Key findings include:
- Dominance of Industry – Over two‑thirds of all submissions originate from industry, with a roughly even split between small startups (<50 employees) and large publicly‑traded corporations (Amazon, Google, IBM, etc.). Academic contributions account for only about 12 % of entries, while open‑source community and individual developers together contribute less than 15 %.
- Proprietary LLM Supremacy – The highest precision scores on both leaderboards are achieved by solutions that rely on Anthropic’s Claude 4 Sonnet. Other commercial models such as GPT‑4 and GPT‑4o also appear among the top‑performing entries. Open‑source LLMs (e.g., Llama, Qwen) are present but lag behind by roughly 10–15 percentage points in % Resolved.
- Product Distribution – Approximately 45 % of the submissions are released as publicly available products, most often as IDE plugins (JetBrains, VS Code) or cloud‑based services. Around 30 % are “upon request” or B2B‑only offerings, indicating limited accessibility for the broader research community. Non‑commercial research artifacts (open‑source code without a deployed product) make up about 15 % of the entries.
- Open‑Source Code vs Closed‑Source Models – While 38 % of the entries provide their source code on GitHub, the majority of those still depend on proprietary LLM APIs, limiting full reproducibility. Purely open‑source pipelines (both code and model) are a minority.

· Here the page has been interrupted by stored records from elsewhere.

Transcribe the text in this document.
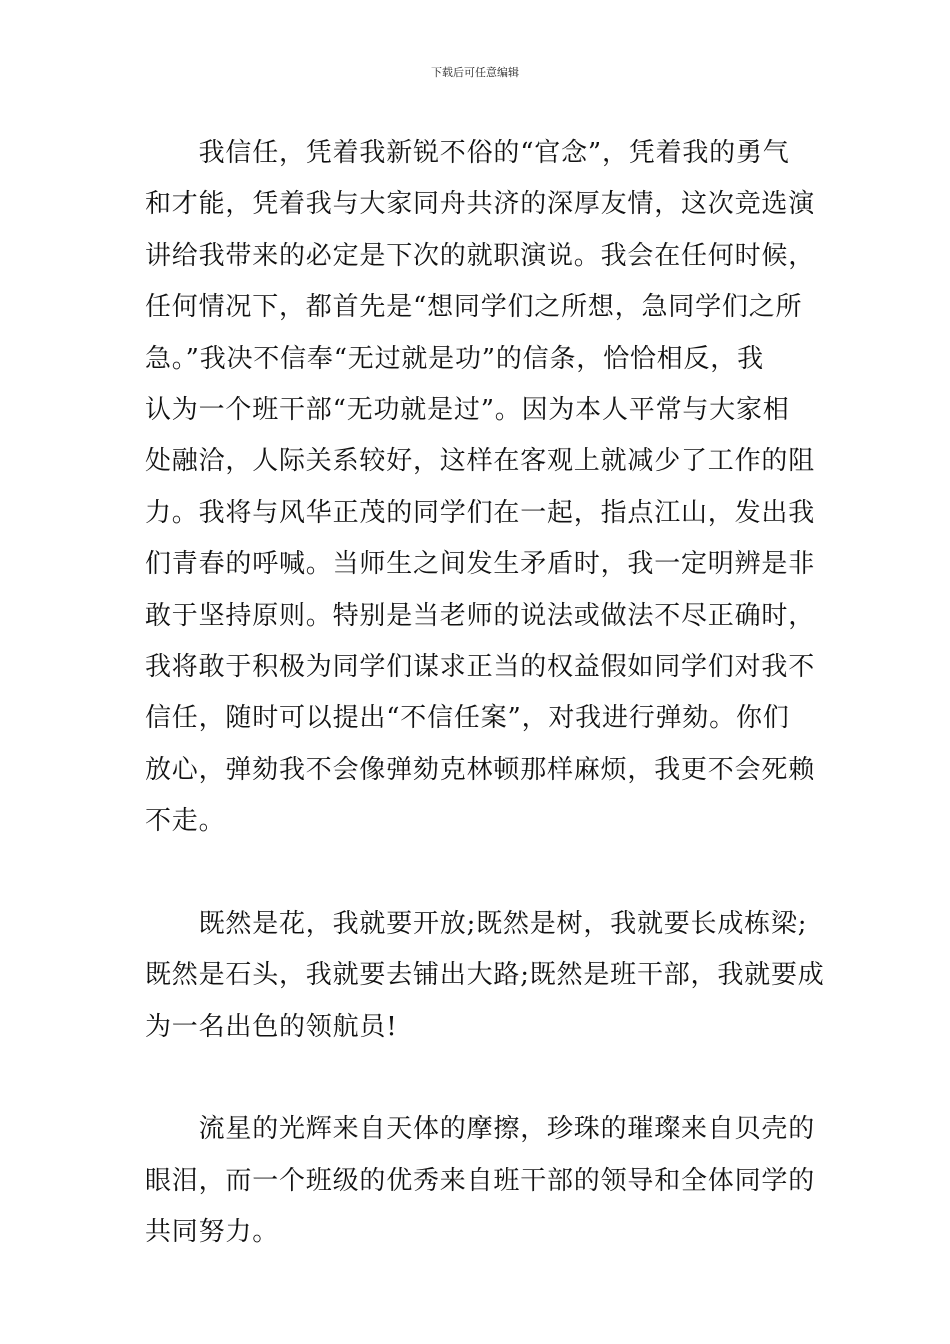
下载后可任意编辑

　　我信任，凭着我新锐不俗的“官念”，凭着我的勇气
和才能，凭着我与大家同舟共济的深厚友情，这次竞选演
讲给我带来的必定是下次的就职演说。我会在任何时候，
任何情况下，都首先是“想同学们之所想，急同学们之所
急。”我决不信奉“无过就是功”的信条，恰恰相反，我
认为一个班干部“无功就是过”。因为本人平常与大家相
处融洽，人际关系较好，这样在客观上就减少了工作的阻
力。我将与风华正茂的同学们在一起，指点江山，发出我
们青春的呼喊。当师生之间发生矛盾时，我一定明辨是非
敢于坚持原则。特别是当老师的说法或做法不尽正确时，
我将敢于积极为同学们谋求正当的权益假如同学们对我不
信任，随时可以提出“不信任案”，对我进行弹劾。你们
放心，弹劾我不会像弹劾克林顿那样麻烦，我更不会死赖
不走。

　　既然是花，我就要开放;既然是树，我就要长成栋梁;
既然是石头，我就要去铺出大路;既然是班干部，我就要成
为一名出色的领航员!

　　流星的光辉来自天体的摩擦，珍珠的璀璨来自贝壳的
眼泪，而一个班级的优秀来自班干部的领导和全体同学的
共同努力。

- Temporal Evolution – Submissions grew steadily from September 2023 to September 2025, with a noticeable surge after the official release of the Verified leaderboard in August 2024. The average % Resolved also increased after this date, reflecting the rapid adoption of newer, more capable LLMs.
The authors discuss several implications. The heavy industry presence signals a shift of APR research toward productization and commercial incentives, while academia retains a niche by focusing on open‑source models and methodological rigor. However, the reliance on closed‑source LLMs raises concerns about transparency, reproducibility, and equitable access. The paper recommends that future versions of SWE‑Bench incorporate multi‑model evaluation, support for open‑source LLMs, and automated correctness verification (e.g., generated test suites) to mitigate bias toward proprietary solutions. Additionally, encouraging academia‑industry collaborations could foster shared resources and standards.
Threats to validity are acknowledged: incomplete submitter information for some entries, potential temporal bias due to the late introduction of Verified, and reliance on non‑peer‑reviewed sources (blogs, LinkedIn) for supplemental data.
In conclusion, SWE‑Bench has become a central platform for APR benchmarking, but its current ecosystem is dominated by industry and proprietary LLMs. Enhancing openness, diversifying model usage, and improving benchmark design are essential steps to ensure that APR research remains transparent, reproducible, and broadly beneficial.